A Autoridade Federal de Serviços de Comunicação Audiovisual (Afsca) aprovou "por unanimidade" o projeto apresentado pelo Clarín

Buenos Aires – O governo argentino aprovou nesta segunda-feira o plano de adequação apresentado pelo Grupo Clarín, o maior conglomerado midiático do país, que terá que dividir sua estrutura atual em seis empresas independentes para cumprir a polêmica nova Lei de Meios, informaram fontes oficiais.

A Autoridade Federal de Serviços de Comunicação Audiovisual (Afsca) aprovou “por unanimidade” o projeto apresentado pelo Clarín, segundo informou o ente estatal de meios audiovisuais em comunicado.

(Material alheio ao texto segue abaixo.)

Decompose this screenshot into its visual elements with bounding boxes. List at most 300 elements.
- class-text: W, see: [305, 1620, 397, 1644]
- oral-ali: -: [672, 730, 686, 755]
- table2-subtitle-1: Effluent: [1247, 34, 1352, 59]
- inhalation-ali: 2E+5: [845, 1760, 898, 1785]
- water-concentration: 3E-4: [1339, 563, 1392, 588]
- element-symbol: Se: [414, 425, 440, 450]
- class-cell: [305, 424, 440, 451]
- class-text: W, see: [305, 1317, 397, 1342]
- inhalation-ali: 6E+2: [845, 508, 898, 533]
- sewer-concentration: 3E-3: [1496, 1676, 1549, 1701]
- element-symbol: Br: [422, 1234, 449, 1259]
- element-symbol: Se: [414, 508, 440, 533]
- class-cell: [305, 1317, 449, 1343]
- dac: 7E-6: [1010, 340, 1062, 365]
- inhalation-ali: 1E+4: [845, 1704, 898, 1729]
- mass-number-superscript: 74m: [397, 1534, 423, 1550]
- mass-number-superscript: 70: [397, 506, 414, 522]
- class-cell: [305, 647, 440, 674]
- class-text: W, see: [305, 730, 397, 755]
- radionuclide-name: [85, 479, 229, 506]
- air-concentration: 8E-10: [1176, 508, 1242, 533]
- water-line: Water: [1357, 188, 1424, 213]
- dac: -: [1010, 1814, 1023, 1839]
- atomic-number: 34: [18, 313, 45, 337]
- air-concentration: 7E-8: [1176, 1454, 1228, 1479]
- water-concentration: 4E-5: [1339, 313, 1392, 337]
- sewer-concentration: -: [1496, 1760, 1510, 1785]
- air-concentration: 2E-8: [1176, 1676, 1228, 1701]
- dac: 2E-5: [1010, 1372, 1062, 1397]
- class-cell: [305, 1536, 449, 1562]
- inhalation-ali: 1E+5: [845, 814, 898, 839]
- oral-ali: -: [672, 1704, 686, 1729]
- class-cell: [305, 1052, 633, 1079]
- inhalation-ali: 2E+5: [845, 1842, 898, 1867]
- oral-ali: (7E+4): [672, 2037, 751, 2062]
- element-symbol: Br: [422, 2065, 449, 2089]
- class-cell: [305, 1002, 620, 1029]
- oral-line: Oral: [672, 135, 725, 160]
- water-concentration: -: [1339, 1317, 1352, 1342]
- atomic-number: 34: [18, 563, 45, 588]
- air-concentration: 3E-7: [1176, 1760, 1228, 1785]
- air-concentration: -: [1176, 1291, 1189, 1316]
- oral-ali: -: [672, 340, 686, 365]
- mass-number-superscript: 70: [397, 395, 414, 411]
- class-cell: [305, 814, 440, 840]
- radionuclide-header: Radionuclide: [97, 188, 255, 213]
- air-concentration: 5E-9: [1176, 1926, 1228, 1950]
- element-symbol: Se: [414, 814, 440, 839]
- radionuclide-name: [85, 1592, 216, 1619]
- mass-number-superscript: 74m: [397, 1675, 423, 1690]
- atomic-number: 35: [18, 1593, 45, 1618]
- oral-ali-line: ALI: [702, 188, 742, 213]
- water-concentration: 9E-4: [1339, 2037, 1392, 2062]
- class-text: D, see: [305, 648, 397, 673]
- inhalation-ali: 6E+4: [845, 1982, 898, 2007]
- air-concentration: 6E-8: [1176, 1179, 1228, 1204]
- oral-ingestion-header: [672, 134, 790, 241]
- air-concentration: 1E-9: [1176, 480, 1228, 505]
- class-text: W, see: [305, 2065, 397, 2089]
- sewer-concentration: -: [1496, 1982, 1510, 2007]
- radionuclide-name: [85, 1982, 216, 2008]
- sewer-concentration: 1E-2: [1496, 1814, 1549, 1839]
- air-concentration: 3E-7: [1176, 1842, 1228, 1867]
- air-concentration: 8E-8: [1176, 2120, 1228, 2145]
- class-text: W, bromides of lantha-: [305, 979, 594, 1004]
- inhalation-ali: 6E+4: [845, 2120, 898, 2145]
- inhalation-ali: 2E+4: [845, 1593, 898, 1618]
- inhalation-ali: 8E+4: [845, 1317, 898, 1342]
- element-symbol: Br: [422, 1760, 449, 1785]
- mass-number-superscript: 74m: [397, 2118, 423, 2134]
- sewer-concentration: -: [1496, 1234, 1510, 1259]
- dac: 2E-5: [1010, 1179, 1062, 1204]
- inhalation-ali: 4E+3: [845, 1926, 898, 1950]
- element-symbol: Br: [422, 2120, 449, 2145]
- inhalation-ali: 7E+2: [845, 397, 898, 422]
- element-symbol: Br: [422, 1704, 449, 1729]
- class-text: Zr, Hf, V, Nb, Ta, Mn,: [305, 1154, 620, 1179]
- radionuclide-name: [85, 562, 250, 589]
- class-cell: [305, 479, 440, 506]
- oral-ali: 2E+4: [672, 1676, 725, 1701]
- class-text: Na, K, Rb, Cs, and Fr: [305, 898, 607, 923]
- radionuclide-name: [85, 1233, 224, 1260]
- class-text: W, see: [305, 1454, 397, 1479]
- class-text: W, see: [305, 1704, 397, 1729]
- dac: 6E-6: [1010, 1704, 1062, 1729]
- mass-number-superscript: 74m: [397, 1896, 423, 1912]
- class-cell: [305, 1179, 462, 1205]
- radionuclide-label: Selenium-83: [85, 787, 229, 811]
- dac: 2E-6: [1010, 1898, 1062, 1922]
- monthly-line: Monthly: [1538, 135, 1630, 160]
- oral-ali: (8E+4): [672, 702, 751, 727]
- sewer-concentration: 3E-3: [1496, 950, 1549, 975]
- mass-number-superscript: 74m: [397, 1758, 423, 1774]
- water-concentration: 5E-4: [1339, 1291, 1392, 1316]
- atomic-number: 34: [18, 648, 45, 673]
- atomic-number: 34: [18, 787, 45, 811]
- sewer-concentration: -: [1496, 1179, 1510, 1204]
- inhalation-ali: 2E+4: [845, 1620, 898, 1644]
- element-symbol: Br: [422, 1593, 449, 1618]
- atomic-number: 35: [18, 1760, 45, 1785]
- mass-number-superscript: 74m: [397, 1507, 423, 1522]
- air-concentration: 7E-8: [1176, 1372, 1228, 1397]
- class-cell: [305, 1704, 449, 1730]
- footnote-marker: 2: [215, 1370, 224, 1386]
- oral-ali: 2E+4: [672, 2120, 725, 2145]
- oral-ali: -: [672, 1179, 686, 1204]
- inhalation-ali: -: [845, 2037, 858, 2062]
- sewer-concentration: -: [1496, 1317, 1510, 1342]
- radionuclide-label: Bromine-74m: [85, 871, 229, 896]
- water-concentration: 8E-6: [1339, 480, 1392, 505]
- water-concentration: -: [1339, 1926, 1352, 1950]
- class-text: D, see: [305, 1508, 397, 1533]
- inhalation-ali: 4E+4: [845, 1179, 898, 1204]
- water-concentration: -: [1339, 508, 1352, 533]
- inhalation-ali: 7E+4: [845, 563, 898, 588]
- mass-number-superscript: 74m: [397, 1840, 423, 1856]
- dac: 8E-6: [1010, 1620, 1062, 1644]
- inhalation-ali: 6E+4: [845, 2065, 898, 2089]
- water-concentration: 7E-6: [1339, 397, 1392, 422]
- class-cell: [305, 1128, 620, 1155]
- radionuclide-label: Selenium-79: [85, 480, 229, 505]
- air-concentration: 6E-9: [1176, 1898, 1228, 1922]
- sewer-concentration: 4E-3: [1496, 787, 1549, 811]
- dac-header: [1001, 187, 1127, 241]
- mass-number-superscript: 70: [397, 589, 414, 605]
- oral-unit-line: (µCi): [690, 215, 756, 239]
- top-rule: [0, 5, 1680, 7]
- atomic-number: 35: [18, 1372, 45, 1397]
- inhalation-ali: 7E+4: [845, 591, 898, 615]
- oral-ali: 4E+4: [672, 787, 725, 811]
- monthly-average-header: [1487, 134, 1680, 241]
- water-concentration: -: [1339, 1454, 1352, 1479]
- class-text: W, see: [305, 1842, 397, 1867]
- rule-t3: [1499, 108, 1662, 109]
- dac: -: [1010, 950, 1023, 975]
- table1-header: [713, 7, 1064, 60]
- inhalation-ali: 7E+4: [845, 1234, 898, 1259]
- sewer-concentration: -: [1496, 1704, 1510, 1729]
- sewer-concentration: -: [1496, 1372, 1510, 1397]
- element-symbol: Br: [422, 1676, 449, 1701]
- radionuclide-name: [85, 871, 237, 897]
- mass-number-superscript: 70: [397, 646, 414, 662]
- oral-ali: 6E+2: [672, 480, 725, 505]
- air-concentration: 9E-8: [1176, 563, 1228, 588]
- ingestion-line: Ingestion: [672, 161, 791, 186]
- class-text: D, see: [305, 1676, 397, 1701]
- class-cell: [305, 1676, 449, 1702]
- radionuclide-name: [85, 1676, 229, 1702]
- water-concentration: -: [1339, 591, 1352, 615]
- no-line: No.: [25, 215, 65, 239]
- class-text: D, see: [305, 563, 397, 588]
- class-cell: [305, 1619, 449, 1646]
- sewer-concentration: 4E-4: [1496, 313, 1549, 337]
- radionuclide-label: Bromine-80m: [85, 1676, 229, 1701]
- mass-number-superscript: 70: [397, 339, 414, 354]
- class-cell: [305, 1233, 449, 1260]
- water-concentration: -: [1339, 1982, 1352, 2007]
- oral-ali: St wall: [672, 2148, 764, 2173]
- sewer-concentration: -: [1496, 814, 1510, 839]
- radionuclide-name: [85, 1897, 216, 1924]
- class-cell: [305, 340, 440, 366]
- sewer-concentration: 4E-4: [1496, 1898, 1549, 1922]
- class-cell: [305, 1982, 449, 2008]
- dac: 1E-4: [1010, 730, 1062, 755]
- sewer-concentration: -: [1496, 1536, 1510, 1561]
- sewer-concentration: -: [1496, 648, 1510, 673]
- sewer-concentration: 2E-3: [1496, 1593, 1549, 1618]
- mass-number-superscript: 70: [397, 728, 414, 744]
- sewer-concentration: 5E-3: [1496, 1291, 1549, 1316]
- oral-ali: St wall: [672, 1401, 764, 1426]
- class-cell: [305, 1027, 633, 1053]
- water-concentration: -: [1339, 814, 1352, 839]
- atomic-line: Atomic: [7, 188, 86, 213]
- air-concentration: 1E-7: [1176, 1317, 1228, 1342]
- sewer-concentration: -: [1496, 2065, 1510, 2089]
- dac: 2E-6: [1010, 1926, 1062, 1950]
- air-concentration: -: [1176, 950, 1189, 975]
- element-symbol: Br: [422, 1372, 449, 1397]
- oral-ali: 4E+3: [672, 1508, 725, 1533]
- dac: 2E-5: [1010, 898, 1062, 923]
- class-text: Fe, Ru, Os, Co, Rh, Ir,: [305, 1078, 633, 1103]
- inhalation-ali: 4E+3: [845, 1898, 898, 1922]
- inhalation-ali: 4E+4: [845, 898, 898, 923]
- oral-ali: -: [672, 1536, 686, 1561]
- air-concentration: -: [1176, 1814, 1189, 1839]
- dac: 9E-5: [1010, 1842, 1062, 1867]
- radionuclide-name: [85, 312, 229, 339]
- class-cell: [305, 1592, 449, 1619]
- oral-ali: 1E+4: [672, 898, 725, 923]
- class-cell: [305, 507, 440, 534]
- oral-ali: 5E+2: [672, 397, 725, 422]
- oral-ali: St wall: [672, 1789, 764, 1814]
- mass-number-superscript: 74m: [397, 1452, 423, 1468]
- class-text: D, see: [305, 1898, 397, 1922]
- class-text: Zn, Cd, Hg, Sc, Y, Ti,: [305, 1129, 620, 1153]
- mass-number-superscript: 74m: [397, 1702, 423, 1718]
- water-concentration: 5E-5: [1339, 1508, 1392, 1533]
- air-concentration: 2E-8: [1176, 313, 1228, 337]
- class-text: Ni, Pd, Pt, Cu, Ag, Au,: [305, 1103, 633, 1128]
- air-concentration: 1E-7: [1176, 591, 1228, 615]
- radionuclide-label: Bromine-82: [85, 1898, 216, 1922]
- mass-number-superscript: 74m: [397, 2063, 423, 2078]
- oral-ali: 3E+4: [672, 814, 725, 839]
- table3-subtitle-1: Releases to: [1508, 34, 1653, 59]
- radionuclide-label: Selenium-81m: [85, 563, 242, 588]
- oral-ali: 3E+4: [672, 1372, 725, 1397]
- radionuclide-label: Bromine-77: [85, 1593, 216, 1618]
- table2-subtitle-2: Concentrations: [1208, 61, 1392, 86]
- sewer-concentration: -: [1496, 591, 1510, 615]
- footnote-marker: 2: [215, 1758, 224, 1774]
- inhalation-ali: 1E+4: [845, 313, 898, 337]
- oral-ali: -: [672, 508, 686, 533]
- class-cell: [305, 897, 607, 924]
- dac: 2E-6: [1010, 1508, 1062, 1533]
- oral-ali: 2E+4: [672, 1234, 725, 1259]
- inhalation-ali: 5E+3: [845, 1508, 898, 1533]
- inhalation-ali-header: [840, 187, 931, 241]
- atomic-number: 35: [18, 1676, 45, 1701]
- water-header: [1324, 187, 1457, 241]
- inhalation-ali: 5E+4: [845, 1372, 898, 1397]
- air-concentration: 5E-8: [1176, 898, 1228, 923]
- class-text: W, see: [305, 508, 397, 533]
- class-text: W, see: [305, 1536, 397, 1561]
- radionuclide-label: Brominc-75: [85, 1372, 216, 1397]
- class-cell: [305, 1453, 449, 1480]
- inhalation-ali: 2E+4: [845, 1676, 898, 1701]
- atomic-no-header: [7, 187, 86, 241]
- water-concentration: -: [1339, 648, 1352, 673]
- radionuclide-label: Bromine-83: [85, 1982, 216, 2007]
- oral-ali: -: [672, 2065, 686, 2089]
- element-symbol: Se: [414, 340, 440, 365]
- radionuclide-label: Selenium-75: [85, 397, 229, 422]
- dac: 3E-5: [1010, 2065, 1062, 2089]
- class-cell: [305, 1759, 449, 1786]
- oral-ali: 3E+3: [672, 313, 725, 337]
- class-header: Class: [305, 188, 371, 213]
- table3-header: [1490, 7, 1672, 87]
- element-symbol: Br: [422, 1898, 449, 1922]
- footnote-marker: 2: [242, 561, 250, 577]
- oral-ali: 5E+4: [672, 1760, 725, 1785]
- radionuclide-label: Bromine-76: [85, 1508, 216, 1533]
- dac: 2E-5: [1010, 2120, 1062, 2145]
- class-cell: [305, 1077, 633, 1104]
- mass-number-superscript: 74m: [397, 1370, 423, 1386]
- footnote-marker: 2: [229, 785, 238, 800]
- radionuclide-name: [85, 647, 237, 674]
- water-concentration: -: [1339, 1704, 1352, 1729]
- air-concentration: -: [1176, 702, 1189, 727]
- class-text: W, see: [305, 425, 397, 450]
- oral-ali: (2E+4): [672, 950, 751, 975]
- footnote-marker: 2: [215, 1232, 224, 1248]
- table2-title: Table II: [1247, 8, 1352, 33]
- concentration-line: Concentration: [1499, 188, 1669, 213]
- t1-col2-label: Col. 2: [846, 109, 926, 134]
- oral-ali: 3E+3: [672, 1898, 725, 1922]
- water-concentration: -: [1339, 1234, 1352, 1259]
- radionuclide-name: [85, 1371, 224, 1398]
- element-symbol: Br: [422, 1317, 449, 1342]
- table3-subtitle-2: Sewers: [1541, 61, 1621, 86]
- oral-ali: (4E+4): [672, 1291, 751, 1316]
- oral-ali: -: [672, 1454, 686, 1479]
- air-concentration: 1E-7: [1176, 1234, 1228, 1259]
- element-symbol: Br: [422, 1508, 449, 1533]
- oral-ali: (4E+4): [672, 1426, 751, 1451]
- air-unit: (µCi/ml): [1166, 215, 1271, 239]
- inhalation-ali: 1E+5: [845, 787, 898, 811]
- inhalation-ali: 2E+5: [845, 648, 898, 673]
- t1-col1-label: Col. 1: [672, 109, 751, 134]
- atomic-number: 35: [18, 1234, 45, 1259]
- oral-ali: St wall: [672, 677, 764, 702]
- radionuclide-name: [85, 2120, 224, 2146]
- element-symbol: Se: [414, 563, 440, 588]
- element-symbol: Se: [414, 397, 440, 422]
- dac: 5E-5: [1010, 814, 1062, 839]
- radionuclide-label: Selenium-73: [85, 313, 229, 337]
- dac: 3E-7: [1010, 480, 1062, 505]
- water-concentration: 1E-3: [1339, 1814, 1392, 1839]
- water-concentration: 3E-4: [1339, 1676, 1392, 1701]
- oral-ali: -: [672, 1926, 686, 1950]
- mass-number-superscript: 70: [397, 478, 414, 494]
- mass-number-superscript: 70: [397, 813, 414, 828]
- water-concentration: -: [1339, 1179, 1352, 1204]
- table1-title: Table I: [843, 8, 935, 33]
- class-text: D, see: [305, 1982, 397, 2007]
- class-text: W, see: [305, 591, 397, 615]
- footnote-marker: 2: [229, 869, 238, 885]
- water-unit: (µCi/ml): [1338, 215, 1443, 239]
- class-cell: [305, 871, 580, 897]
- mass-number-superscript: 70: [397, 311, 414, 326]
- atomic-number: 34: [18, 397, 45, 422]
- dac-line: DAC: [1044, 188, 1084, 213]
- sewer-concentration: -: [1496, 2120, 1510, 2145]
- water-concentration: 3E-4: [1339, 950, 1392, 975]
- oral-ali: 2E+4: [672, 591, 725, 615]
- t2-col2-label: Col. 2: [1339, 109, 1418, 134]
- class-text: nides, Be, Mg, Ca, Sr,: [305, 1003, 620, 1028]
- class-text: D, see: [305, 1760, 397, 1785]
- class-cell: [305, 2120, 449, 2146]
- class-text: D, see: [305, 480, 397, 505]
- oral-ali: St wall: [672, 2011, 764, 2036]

“Com a adequação do Clarín aos limites da lei não acaba seu direito a informar e opinar com liberdade, que sempre defenderemos. Acaba sua possibilidade de impor-se como um gigante econômico e monopólico para manipular a opinião pública e condicionar a democracia”, opinou o presidente da Afsca, Martín Sabatella, segundo o comunicado.

“É o início do fim das posições hegemônicas no mercado da comunicação que tanto prejuízo fizeram e fazem à pluralidade de vozes e à liberdade de expressão”, destacou Sabatella.

O presidente da Afsca explicou também que o Clarín e os demais grupos que tiveram que mudar sua estrutura têm 30 dias para apresentar os nomes dos futuros titulares das novas licenças, que serão novamente analisados pelo organismo.

Desde a aprovação do plano, as companhias contarão com 180 dias para completar o processo de transferência aos novos titulares.

O Grupo Clarín apresentou em novembro do ano passado seu plano de adequação voluntária depois que a Corte Suprema declarou constitucional a Lei de Meios Audiovisuais, após quatro anos de litígio entre o Estado argentino e a empresa.

A Lei de Serviços de Comunicação Audiovisual tinha sido aprovada por grande maioria do Congresso argentino em 2009, em substituição de outra, sancionada em 1980, durante a última ditadura militar.

A norma fixa para os meios privados de difusão nacional um máximo de 35% do mercado em cobertura de televisão aberta e 35% de assinantes em televisão a cabo, 10 licenças de rádio, 24 de TV a cabo e uma de TV por satélite.

O Grupo Clarín foi o mais afetado pela legislação, que repercutiu também em outros grupos de comunicação da Argentina ou com interesses no país.